Personal information
- Nationality: Australian
- Born: 25 September 2003 (age 22) Osaka, Japan

Sport
- Country: Australia
- Sport: Paralympic swimming
- Disability class: S14, SB14, SM14
- Club: USC Spartans SC
- Coached by: Casey Atkins

Medal record
Paralympic swimming
Representing Australia
Paralympic Games
| Silver medal – second place | 2020 Tokyo | mixed 4 × 100 m freestyle relay S14 |
| Bronze medal – third place | 2024 Paris | 200 m ind. medley SM14 |
World Para Swimming Championships
| Bronze medal – third place | 2019 London | Mixed 4x100m Freestyle Relay S14 |

= Ricky Betar =

Australian Paralympic swimmer

Ricky Betar (born 25 September 2003) is an Australian Paralympic swimmer with an intellectual disability. He competed at the 2020 Tokyo Paralympics and the 2024 Paris Paralympics .

==Personal==
He was born 25 September 2003 in Osaka, Japan. His father is Australian and mother is Japanese. He attended Moorebank High School.

==Swimming career==
He is classified as a S14 swimmer. Betar has been swimming since he was 10 years old. At the 2019 Australian Championships, he took home five medals at the national champs and broke an INAS world record for the 50m freestyle. His time of 1:02.03 in the 100m backstroke resulted in him on making his maiden Australian team for the 2019 World Para Swimming Championships. At the 2019 World Para Swimming Championships, London, he was a member of the Australian team that won the bronze medal in the Mixed 4 × 100 m Freestyle Relay S14. He also competed in the Men's 200m Freestyle S14, Men's 100m Backstroke S14, Men's 100m Butterfly S14 and Men's 100m Butterfly S14.

At the 2020 Tokyo Paralympics, Betar teamed up with Madeleine McTernan, Ruby Storm, and Benjamin Hance in the Mixed 4 x 100 m freestyle S14. They won the silver medal with a time of 3:46.38, just under 6 seconds behind the winners, Great Britain, who set a world record. Betar also qualified for the finals in the 200 m freestyle S14 and 100 m butterfly S14 and finished seventh and eighth respectively.

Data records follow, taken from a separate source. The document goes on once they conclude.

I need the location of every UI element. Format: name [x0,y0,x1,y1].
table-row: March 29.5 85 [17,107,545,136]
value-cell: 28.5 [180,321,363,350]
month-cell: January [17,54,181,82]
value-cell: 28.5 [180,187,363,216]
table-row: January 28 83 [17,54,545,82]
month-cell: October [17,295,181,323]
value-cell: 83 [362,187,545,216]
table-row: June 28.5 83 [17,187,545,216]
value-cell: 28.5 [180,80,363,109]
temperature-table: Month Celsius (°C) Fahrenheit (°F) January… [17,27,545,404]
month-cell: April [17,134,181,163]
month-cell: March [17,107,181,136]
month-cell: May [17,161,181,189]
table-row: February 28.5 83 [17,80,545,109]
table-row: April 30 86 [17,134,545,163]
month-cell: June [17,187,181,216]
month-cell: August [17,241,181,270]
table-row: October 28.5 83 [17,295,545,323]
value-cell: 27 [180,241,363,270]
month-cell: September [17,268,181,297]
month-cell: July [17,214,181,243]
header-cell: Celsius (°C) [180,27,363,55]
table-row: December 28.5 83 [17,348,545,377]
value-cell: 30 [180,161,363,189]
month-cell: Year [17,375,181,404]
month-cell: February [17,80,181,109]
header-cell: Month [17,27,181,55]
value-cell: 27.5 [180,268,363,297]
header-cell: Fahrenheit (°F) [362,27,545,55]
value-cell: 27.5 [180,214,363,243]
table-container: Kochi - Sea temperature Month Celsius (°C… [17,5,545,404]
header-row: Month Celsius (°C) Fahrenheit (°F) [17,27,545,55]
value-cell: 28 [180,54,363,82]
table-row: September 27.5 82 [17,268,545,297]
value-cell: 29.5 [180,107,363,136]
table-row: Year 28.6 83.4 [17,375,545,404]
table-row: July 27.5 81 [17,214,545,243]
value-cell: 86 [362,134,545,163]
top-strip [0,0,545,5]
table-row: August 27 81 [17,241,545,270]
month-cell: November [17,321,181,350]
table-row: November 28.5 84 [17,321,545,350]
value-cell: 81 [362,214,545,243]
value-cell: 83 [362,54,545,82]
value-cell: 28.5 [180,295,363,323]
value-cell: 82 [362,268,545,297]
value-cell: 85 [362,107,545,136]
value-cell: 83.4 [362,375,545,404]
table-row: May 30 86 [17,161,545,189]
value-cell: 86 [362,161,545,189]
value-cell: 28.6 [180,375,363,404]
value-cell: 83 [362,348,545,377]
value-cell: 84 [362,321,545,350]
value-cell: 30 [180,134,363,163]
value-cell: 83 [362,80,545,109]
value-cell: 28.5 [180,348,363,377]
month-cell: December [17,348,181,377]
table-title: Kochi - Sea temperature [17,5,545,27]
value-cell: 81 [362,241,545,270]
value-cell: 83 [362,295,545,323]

He also competed in the 100 m backstroke S14 but failed to advance to the Final. He competed at the 2023 World Para Swimming Championships in Manchester, England but did not medal.

At the 2024 Paris Paralympics, Betar won the bronze medal in the Men's 200 m individual medley SM14, sixth in the Men's 100 m backstroke S14. He did not qualify for the Men's 200 m freestyle S14.

In 2024, he is coached by Casey Atkins at USC Spartans SC.

==Recognition==
In 2019, he was awarded the Kurt Fearnley Scholarship.